Hay en el teatro local, como en la literatura y el periodismo, un constante maltrato del idioma. No es inocuo, porque una escritura descuidada trae consigo un pensamiento confuso; y no nos extraña. Casi al final de una larga carrera, un dramaturgo uruguayo nos confesó que empezaba a interesarse en el idioma español; hasta entonces había «escrito para la oralidad». Pero escribía en español, para que sus diálogos se dijeran en español. Pavadita de desinterés; pero además, ¿qué es eso de la «oralidad» distinto del idioma? También leímos un manuscrito con faltas de ortografía, de otro autor uruguayo, con muchas obras estrenadas. Errores estos que se multiplican en los programas de mano: «mortaje» por «mortaja», «escencia» por «esencia», «placebo» por somnífero o estupefaciente. Pero estos errores, que revelan una alarmante carencia de lecturas, no son lo más grave. Lo peor es la tendencia a una escritura difícil, que se quiere artística y que nada dice, pero con muchas palabras. Por ejemplo: «¿Cómo diferenciar romanticismo de control?», «¿Por qué el amor no está contemplado en la educación formal?», «La obra se transforma en una metáfora en que la vida real y el escenario teatral se confunden… Es detrás de la memoria de un país que se tejen pequeñas historias… trozos de vida que se entrelazan… como fotografías extraviadas en el tiempo, como una encrucijada entre la locura y la razón, entre el pasado y el presente»; el autor de estas líneas se deleita con sus hallazgos e insiste: «…como fotografías extraviadas en la memoria ….planteándonos en cada momento su encrucijada». «‘Exterminio’ aborda y desarrolla … la temática de la violencia satírica de la tele – realidad», «Los sueños de la memoria danzan sus imágenes», «Egocéntricas y agrias, buscan un placebo» (sic) «frente a tanta mediocridad». Pero se lleva la palma el programa de «Bodas de sangre»: «El teatro debe reflexionar y discutir la teatralidad…» (¿cómo dijo?) «a la manera surrealista de Lorca, algunos personajes contienen otros personajes dentro» (sic) «y es entregándonos a la belleza desatada por la zona surreal de la obra que disfrutamos del juego teatral lorquiano».
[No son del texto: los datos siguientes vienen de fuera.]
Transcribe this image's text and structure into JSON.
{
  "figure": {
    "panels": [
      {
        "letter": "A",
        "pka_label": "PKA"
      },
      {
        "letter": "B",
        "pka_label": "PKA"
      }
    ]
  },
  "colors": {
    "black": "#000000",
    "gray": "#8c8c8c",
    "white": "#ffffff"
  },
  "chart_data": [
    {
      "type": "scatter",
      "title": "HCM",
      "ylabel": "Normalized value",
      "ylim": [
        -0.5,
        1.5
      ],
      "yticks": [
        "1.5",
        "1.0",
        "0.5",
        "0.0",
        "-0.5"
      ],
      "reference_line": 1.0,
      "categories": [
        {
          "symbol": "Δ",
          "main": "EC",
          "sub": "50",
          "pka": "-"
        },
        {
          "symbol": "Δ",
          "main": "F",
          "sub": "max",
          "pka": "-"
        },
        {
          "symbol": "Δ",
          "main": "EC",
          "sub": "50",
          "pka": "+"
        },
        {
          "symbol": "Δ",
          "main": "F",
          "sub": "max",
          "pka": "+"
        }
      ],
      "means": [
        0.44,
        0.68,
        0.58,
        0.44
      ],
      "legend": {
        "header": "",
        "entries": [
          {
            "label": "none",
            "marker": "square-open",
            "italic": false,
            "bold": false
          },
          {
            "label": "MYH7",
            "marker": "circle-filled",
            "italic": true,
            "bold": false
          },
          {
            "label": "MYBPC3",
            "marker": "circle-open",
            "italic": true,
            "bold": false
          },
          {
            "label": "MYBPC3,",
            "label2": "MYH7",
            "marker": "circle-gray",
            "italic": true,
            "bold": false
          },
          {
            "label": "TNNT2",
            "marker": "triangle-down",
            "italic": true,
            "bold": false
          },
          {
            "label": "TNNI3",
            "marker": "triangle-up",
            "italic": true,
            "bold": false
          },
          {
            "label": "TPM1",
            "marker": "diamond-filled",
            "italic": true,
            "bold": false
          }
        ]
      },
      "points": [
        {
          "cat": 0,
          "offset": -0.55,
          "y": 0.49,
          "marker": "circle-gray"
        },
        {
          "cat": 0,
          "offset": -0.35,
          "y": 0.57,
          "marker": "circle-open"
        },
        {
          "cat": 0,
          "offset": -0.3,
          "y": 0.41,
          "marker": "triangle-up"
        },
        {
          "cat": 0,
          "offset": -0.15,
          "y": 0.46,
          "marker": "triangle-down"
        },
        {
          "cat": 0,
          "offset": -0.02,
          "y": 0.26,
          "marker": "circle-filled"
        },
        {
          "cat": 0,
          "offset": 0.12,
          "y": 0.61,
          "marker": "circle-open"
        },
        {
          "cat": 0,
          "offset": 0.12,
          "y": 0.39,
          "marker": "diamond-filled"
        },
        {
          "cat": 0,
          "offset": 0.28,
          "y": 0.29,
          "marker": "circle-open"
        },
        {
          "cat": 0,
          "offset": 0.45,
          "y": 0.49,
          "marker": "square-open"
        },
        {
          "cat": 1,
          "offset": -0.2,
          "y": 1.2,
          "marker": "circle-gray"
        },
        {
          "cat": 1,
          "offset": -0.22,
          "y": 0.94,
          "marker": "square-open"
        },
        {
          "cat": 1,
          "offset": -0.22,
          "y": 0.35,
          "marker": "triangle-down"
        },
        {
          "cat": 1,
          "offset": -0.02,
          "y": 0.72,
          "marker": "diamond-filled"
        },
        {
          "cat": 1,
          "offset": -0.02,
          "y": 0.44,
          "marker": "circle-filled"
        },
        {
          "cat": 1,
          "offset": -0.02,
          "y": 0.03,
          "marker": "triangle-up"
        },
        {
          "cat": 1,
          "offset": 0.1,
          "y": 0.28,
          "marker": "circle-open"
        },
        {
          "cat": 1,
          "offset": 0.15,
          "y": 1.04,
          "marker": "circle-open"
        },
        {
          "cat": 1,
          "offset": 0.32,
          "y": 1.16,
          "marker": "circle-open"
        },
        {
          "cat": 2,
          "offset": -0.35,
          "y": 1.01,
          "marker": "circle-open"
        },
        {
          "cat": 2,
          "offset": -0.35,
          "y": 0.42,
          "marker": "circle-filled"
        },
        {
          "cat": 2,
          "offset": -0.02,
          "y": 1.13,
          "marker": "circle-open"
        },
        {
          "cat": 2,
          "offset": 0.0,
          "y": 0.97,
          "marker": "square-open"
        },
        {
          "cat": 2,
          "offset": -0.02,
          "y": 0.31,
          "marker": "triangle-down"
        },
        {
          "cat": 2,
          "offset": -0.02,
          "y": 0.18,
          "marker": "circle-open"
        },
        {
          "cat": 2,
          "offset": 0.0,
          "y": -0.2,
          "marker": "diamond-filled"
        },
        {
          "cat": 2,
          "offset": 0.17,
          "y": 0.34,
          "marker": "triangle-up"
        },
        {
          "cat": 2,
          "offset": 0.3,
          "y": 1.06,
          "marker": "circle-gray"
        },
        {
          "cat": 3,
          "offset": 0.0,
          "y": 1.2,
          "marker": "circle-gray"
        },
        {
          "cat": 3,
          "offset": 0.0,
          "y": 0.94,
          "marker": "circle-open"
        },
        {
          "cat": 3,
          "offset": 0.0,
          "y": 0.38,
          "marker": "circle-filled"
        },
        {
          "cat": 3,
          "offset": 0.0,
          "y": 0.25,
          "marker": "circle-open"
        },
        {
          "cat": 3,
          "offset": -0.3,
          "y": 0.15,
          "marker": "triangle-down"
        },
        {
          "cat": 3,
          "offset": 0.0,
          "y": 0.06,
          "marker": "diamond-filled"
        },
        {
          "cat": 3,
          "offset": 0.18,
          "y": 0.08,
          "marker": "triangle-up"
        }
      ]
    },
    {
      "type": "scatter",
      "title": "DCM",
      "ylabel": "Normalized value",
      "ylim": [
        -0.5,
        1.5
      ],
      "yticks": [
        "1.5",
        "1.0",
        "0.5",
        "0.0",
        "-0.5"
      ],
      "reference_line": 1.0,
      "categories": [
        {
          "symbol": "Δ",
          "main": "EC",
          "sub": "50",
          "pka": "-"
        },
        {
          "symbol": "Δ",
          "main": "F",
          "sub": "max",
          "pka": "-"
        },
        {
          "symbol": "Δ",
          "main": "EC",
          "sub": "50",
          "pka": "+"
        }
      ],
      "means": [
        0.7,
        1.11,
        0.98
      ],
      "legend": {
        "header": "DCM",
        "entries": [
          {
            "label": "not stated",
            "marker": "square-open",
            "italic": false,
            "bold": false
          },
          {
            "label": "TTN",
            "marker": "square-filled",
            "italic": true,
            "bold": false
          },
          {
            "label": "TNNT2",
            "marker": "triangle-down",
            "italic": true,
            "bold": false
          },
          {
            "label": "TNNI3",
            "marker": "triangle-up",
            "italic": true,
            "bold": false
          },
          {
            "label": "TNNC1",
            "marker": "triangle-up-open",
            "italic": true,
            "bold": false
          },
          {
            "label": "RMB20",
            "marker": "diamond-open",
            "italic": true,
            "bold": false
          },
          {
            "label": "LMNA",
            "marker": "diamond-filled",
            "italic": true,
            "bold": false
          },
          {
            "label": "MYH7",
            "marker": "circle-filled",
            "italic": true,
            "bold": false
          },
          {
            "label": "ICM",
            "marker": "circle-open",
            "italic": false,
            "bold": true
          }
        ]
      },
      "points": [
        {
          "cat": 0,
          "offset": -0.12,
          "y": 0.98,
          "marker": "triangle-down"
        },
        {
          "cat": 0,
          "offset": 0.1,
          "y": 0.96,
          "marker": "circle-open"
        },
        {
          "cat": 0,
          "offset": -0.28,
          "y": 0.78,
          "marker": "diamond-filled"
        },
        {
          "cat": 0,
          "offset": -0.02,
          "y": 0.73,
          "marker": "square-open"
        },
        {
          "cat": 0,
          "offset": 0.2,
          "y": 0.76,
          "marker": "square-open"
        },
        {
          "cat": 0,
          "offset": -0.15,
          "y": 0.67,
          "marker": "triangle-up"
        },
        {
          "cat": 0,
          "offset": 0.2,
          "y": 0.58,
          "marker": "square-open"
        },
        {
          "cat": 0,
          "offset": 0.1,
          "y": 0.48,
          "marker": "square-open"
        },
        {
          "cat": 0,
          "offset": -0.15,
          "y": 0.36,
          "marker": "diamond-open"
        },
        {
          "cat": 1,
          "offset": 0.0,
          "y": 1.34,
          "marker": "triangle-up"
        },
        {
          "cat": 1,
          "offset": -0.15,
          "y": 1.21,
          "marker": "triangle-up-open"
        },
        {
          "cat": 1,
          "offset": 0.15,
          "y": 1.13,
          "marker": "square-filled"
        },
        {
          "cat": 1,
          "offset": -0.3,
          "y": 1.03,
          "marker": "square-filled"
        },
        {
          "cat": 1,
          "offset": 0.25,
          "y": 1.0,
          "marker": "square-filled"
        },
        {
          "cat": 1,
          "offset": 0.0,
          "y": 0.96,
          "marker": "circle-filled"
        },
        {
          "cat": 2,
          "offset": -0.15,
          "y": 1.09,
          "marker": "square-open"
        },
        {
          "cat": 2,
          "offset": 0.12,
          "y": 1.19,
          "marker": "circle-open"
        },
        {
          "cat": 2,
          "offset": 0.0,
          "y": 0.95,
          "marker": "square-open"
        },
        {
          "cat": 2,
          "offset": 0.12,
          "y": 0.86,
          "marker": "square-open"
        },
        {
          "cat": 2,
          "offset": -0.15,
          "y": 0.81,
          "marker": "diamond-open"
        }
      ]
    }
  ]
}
No es su culpa. En un foro crítico del Festival Iberoamericano de Cádiz (octubre 2008) oímos a un grave profesor e «investigador» motejando con desprecio a «Simplemente el fin del mundo», la brillante pieza de Jean – Luc Lagarce, de «texto literario». Más tarde, mano a mano, el mismo profesor calificó a «Barranca abajo» de Sánchez, cuyo argumento evidenció no entender, de «naturalismo caduco». ¡Hemos oídos tantas zonceras! Que lo que importa no es el texto, sino lo que se hace con él: es decir, que tanto da representar «Hamlet» como «Eran diez indiecitos»; o el latiguillo «El texto es un pretexto».

La segunda observación es la aridez burocrática de nuestra escena. Apenas recordamos unos pocos momentos de emoción, pasión, sorpresa, intriga, calor.